Earlier this week, the Ontario government announced a series of reforms intended to reduce hydro bills. The plan to refinance the Global Adjustment portion of bills is obviously the centrepiece of the government’s package of reforms. But the plan also contains important new energy conservation initiatives, and it may – we hope – mark the end of the misguided attacks on green energy.
In addition to extending the low-income support programs and specific plans to reduce rates on First Nations’ reserves, the Ontario government will put $200 million into a new Affordability Fund as part of the package intended to help vulnerable electricity users. The fund is intended to help people who don’t qualify for low-income programs renovate their homes to make them more energy efficient.
Ontario already has a policy to pursue “all cost-effective conservation”, which means seizing every opportunity to fund energy efficiency when the costs of an energy-saving upgrade will be recouped from bill savings that result from reduced usage.
Many of the people with the highest hydro bills live in older homes and rely on electric baseboard heaters. In these cases, energy efficiency measures like adding insulation, sealing up drafts and installing more efficient heating units like heat pumps, can cut bills by 50 to 80 per cent. These cases are prime candidates for investment in energy conservation, because the savings from lower bills will be so significant.
But there’s a problem. In many cases, people don’t have the money to pay for the renovation up front. The Affordability Fund is intended to overcome this barrier, by allowing people to undertake the work without needing to pay out of pocket. It will do this by offering loans or directly paying for the upgrades. The details on exactly how this will all work haven’t been sorted out yet, and they will matter, but the objective is sound. The best way to help people pay less for electricity is to help them use less electricity.

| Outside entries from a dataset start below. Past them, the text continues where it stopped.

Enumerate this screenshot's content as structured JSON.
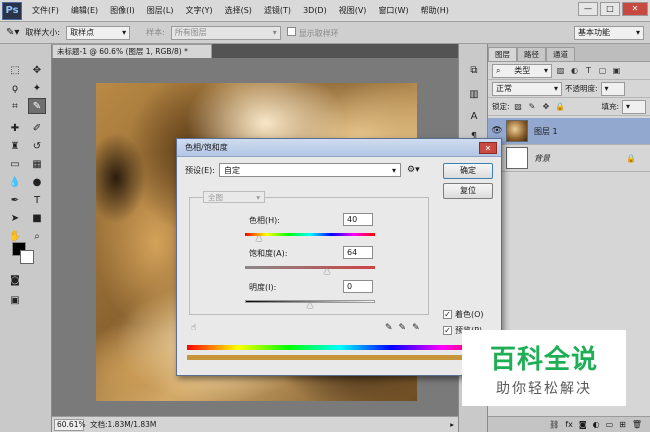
{
  "menubar": {
    "logo": "Ps",
    "items": [
      "文件(F)",
      "编辑(E)",
      "图像(I)",
      "图层(L)",
      "文字(Y)",
      "选择(S)",
      "滤镜(T)",
      "3D(D)",
      "视图(V)",
      "窗口(W)",
      "帮助(H)"
    ],
    "min": "—",
    "max": "□",
    "close": "✕"
  },
  "options": {
    "sample_size_label": "取样大小:",
    "sample_size_value": "取样点",
    "sample_label": "样本:",
    "sample_value": "所有图层",
    "show_ring": "显示取样环",
    "workspace": "基本功能"
  },
  "document": {
    "tab": "未标题-1 @ 60.6% (图层 1, RGB/8) *",
    "zoom": "60.61%",
    "docinfo": "文档:1.83M/1.83M"
  },
  "layers": {
    "tabs": [
      "图层",
      "路径",
      "通道"
    ],
    "kind_label": "类型",
    "blend_mode": "正常",
    "opacity_label": "不透明度:",
    "lock_label": "锁定:",
    "fill_label": "填充:",
    "items": [
      {
        "name": "图层 1"
      },
      {
        "name": "背景"
      }
    ]
  },
  "dialog": {
    "title": "色相/饱和度",
    "preset_label": "预设(E):",
    "preset_value": "自定",
    "ok": "确定",
    "reset": "复位",
    "channel": "全图",
    "hue_label": "色相(H):",
    "hue_value": "40",
    "sat_label": "饱和度(A):",
    "sat_value": "64",
    "light_label": "明度(I):",
    "light_value": "0",
    "colorize_label": "着色(O)",
    "preview_label": "预览(P)"
  },
  "watermark": {
    "title": "百科全说",
    "subtitle": "助你轻松解决"
  },
  "colors": {
    "accent": "#3c7fb1",
    "selected_layer": "#93a8cf",
    "watermark_green": "#1fae55"
  }
}
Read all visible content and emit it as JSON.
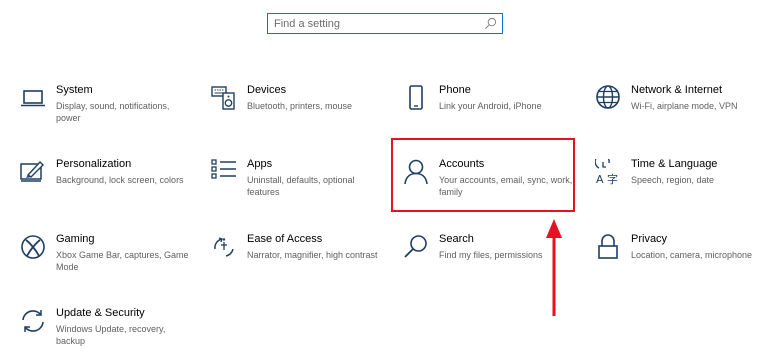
{
  "search": {
    "placeholder": "Find a setting",
    "icon": "search-icon"
  },
  "tiles": [
    {
      "title": "System",
      "desc": "Display, sound, notifications, power",
      "icon": "laptop-icon"
    },
    {
      "title": "Devices",
      "desc": "Bluetooth, printers, mouse",
      "icon": "keyboard-speaker-icon"
    },
    {
      "title": "Phone",
      "desc": "Link your Android, iPhone",
      "icon": "phone-icon"
    },
    {
      "title": "Network & Internet",
      "desc": "Wi-Fi, airplane mode, VPN",
      "icon": "globe-icon"
    },
    {
      "title": "Personalization",
      "desc": "Background, lock screen, colors",
      "icon": "paint-icon"
    },
    {
      "title": "Apps",
      "desc": "Uninstall, defaults, optional features",
      "icon": "apps-list-icon"
    },
    {
      "title": "Accounts",
      "desc": "Your accounts, email, sync, work, family",
      "icon": "person-icon"
    },
    {
      "title": "Time & Language",
      "desc": "Speech, region, date",
      "icon": "time-language-icon"
    },
    {
      "title": "Gaming",
      "desc": "Xbox Game Bar, captures, Game Mode",
      "icon": "xbox-icon"
    },
    {
      "title": "Ease of Access",
      "desc": "Narrator, magnifier, high contrast",
      "icon": "ease-of-access-icon"
    },
    {
      "title": "Search",
      "desc": "Find my files, permissions",
      "icon": "search-icon"
    },
    {
      "title": "Privacy",
      "desc": "Location, camera, microphone",
      "icon": "lock-icon"
    },
    {
      "title": "Update & Security",
      "desc": "Windows Update, recovery, backup",
      "icon": "sync-icon"
    }
  ],
  "colors": {
    "accent": "#0078d7",
    "highlight": "#e81123",
    "icon": "#1f3e63"
  }
}
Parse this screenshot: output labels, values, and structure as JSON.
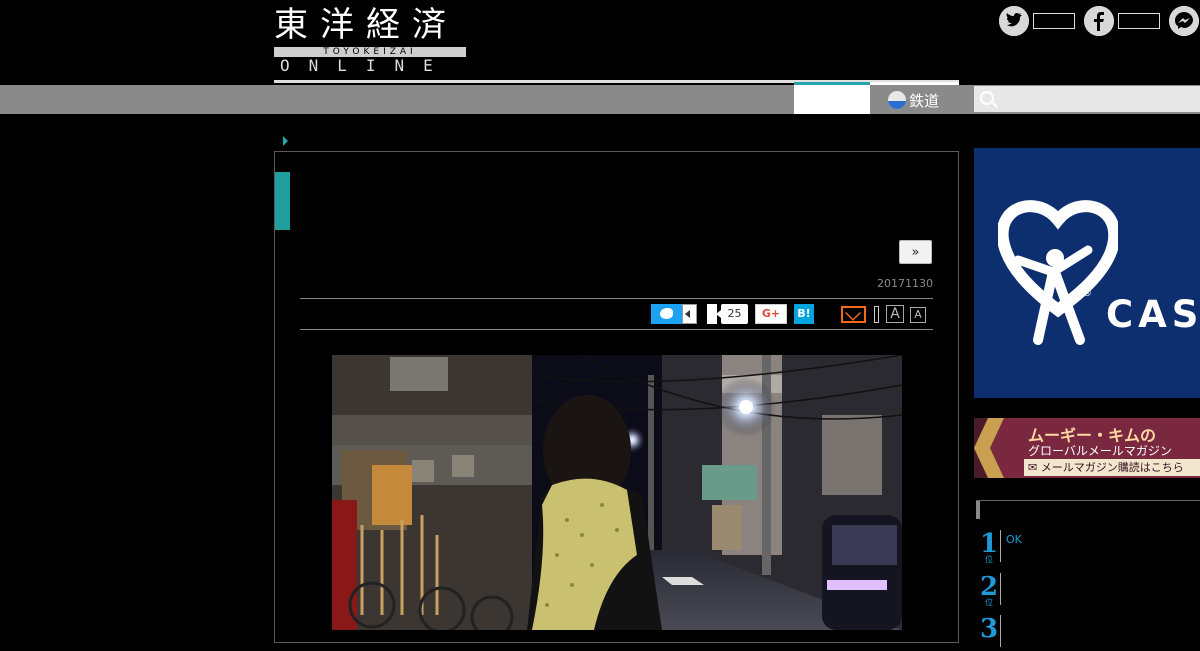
{
  "site": {
    "logo_kanji": "東洋経済",
    "logo_band": "TOYOKEIZAI",
    "logo_online": "ONLINE"
  },
  "social": {
    "twitter_icon": "twitter-icon",
    "facebook_icon": "facebook-icon",
    "messenger_icon": "messenger-icon"
  },
  "nav": {
    "rail_label": "鉄道",
    "search_placeholder": ""
  },
  "article": {
    "next_label": "»",
    "date": "20171130",
    "like_count": "25",
    "gplus_label": "G+",
    "hatena_label": "B!",
    "font_large_label": "A",
    "font_small_label": "A"
  },
  "sidebar": {
    "ad_cas": {
      "word": "CAS",
      "reg": "®"
    },
    "ad_mugi": {
      "line1": "ムーギー・キムの",
      "line2": "グローバルメールマガジン",
      "line3": "✉ メールマガジン購読はこちら"
    },
    "ranking": [
      {
        "rank": "1",
        "suffix": "位",
        "text": "OK"
      },
      {
        "rank": "2",
        "suffix": "位",
        "text": ""
      },
      {
        "rank": "3",
        "suffix": "位",
        "text": ""
      }
    ]
  },
  "colors": {
    "accent_teal": "#1e9e9c",
    "nav_gray": "#8a8a8a",
    "twitter_blue": "#1da1f2",
    "hatena_blue": "#00a4de",
    "mail_orange": "#f36b1a",
    "ranking_blue": "#1e9ad6",
    "cas_navy": "#0e2f6f"
  }
}
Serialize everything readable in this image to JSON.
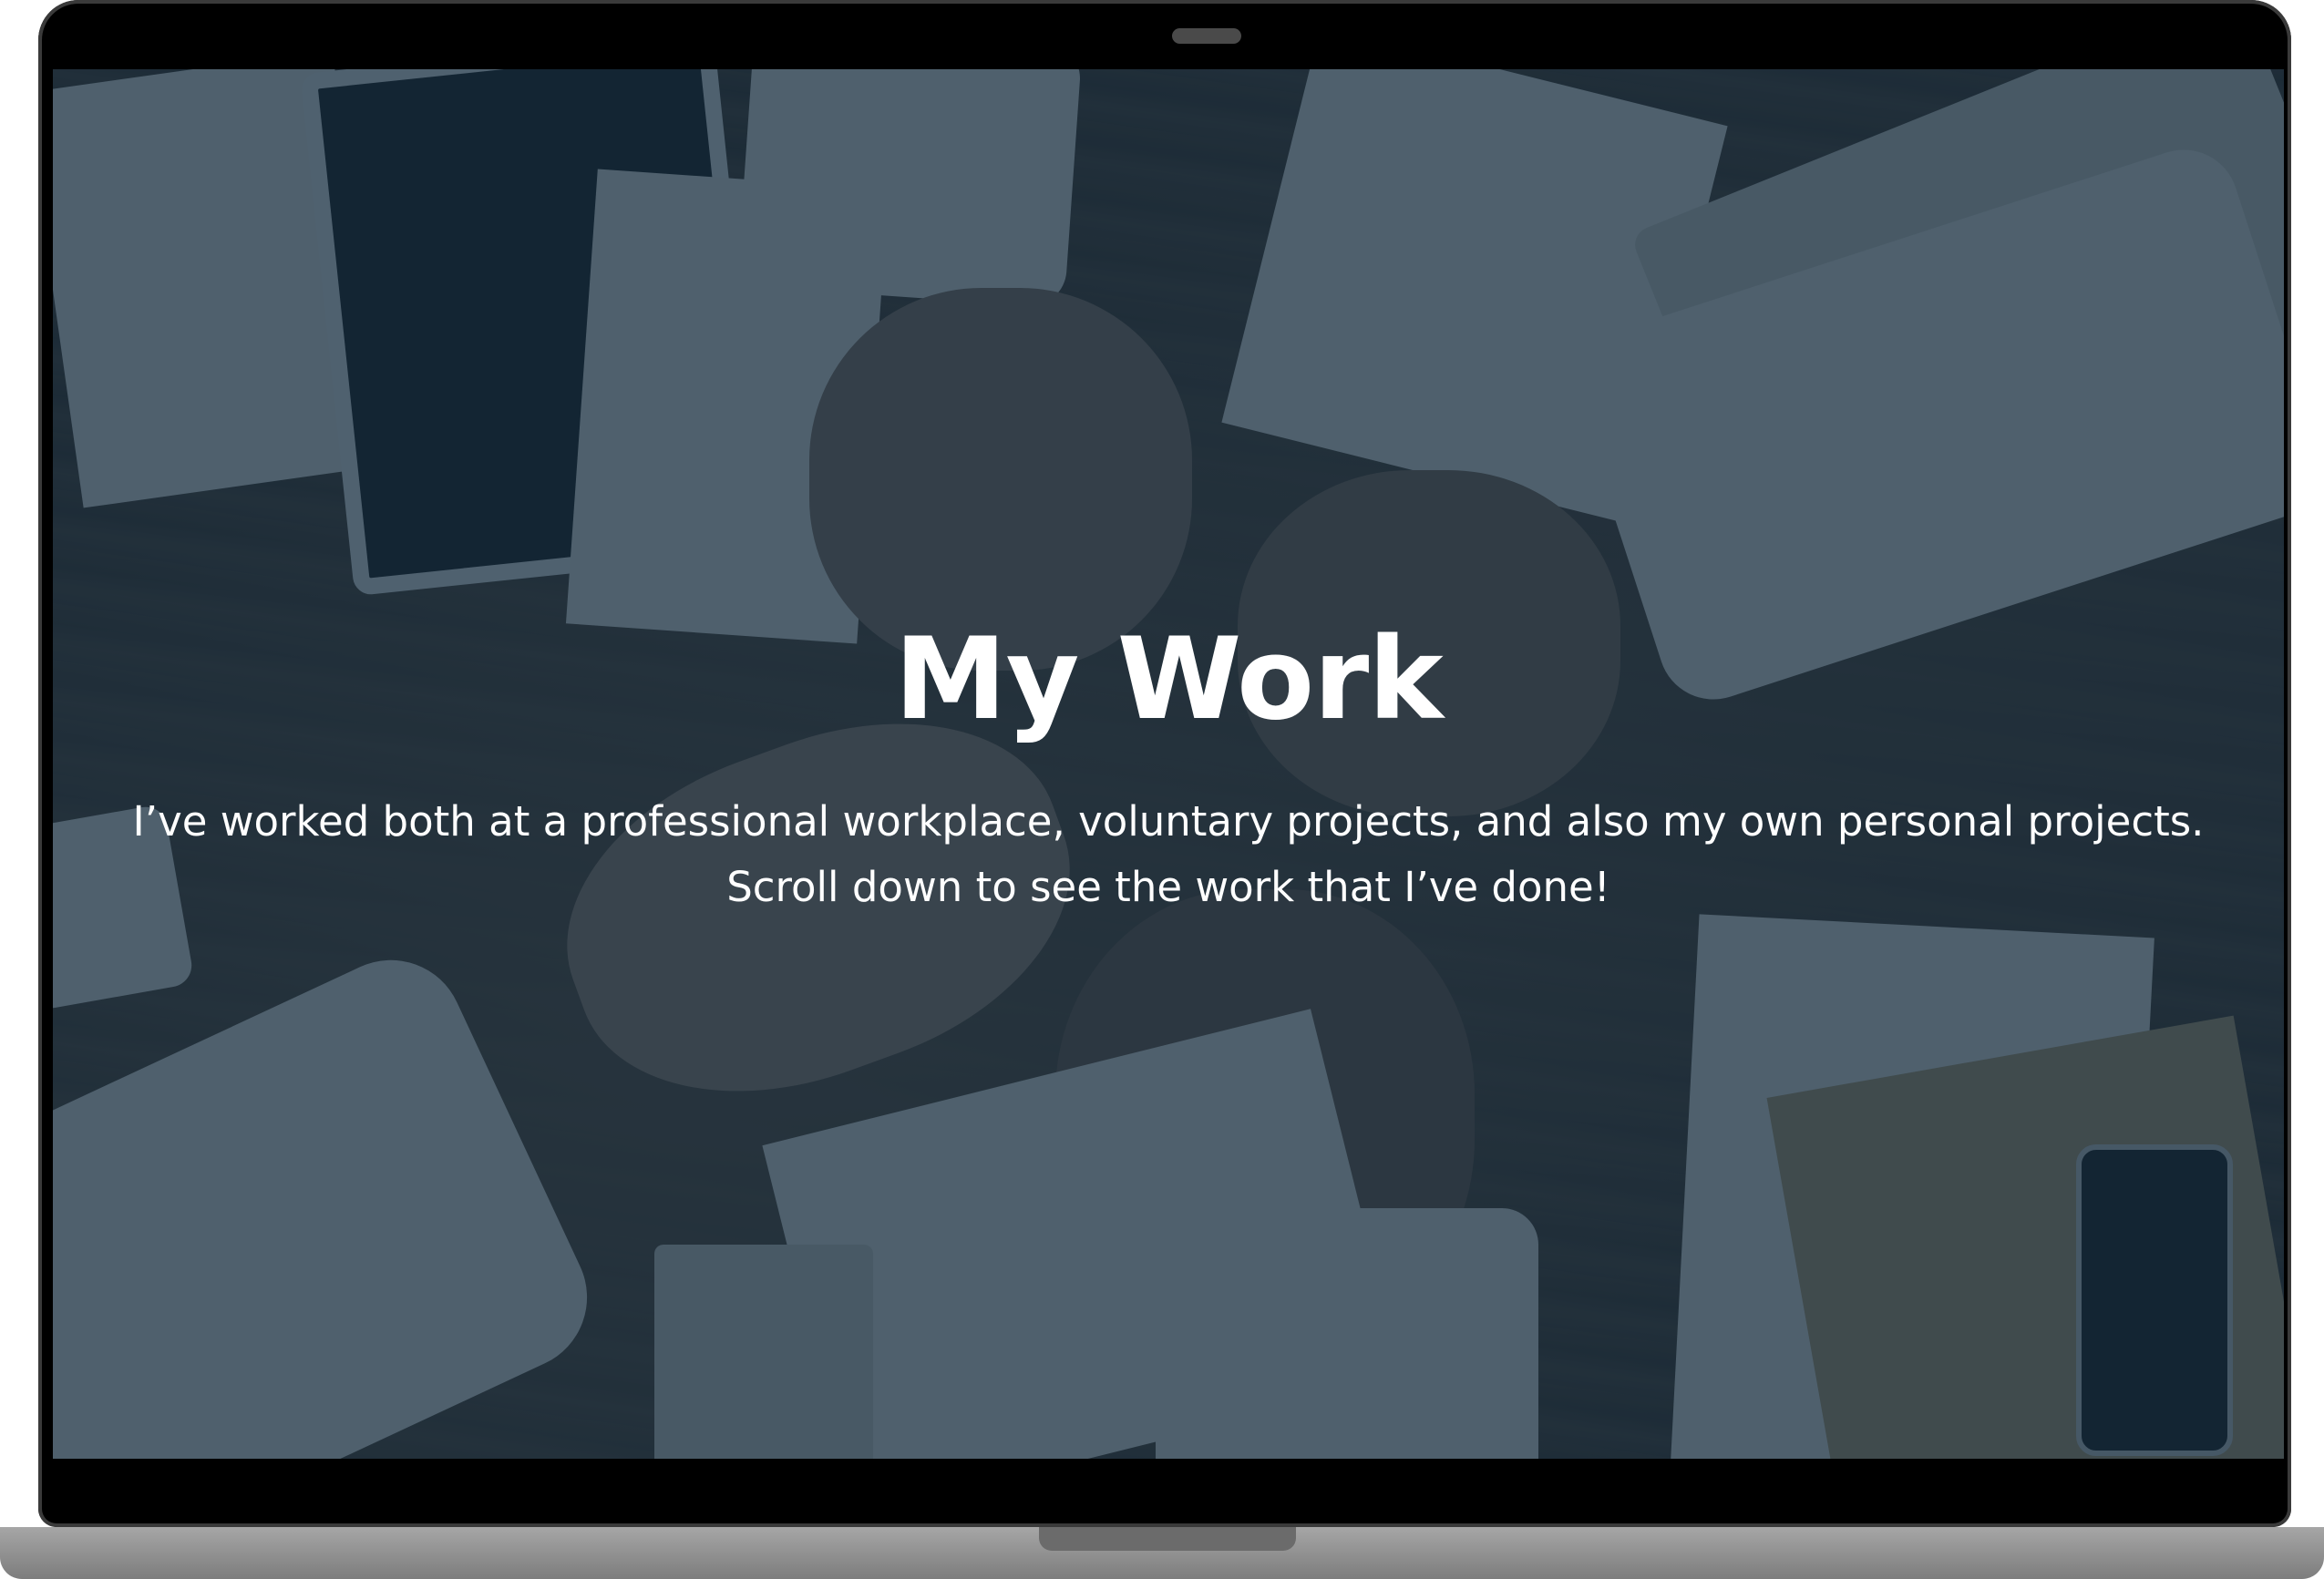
{
  "hero": {
    "title": "My Work",
    "subtitle_line1": "I’ve worked both at a professional workplace, voluntary projects, and also my own personal projects.",
    "subtitle_line2": "Scroll down to see the work that I’ve done!"
  },
  "colors": {
    "overlay": "#142c40",
    "bezel": "#000000",
    "text": "#ffffff"
  },
  "icons": {
    "camera": "webcam-icon"
  }
}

Hopefully this program will be complemented by other funding tools supported by the forthcoming “green bank.” These could include property tax bill financing and on-utility-bill financing that allows everyone to do the same thing: borrow against future energy bill savings to pay for energy efficiency upgrades now, making our homes more comfortable, and reducing emissions.
The other main message from the hydro reforms, from an environmental perspective, is that the government finally made it clear that renewable energy like wind and solar have been small contributors to rising hydro bills. Over the last decade, Ontario spent $50 billion to upgrade transmission lines, refurbish nuclear plants, repower hydro plants, contract numerous gas plants, and build wind and solar. All of these things, including green energy, contributed to rising costs, but renewables are but a small player.
Even today, while Ontario has become a green energy leader, wind and solar power make up a small percentage of bills. Solar power costs the average residential customer $9 per month, and wind power costs $11 per month. In total, renewables account for 12 per cent of the average residential electricity bill. The bulk of rising hydro rates can be shown to be caused by items other than renewables.
Ontario is also in the process of reviewing its Long-Term Energy Plan, and while the reforms announced this week were intended to deal with the issue of the day – today’s rates – we also need to deal with the issues of tomorrow – the future of the electricity and energy system in Ontario.
The electrification of the economy is one of the surest pathways to decarbonize our energy system – which means moving to electric cars, and using more heat pumps and less natural gas, propane, and heating oil. The decarbonization of our economy also means getting fossil fuels like natural gas out of our electricity system.
The good news is that we can generate the power we need from completely clean, carbon-free renewable sources like wind and solar power. Plus, the costs of renewables are falling rapidly. Even today, wind power is almost certainly the cheapest source of new generation in Ontario. Solar’s future is bright too.
Hopefully now that these reforms are behind us, we can move on to talk about the future of the system, and the role of renewables in that system. Ontario’s move into green energy has built a strong base for a clean economy in this province. It’s a base we need to build on.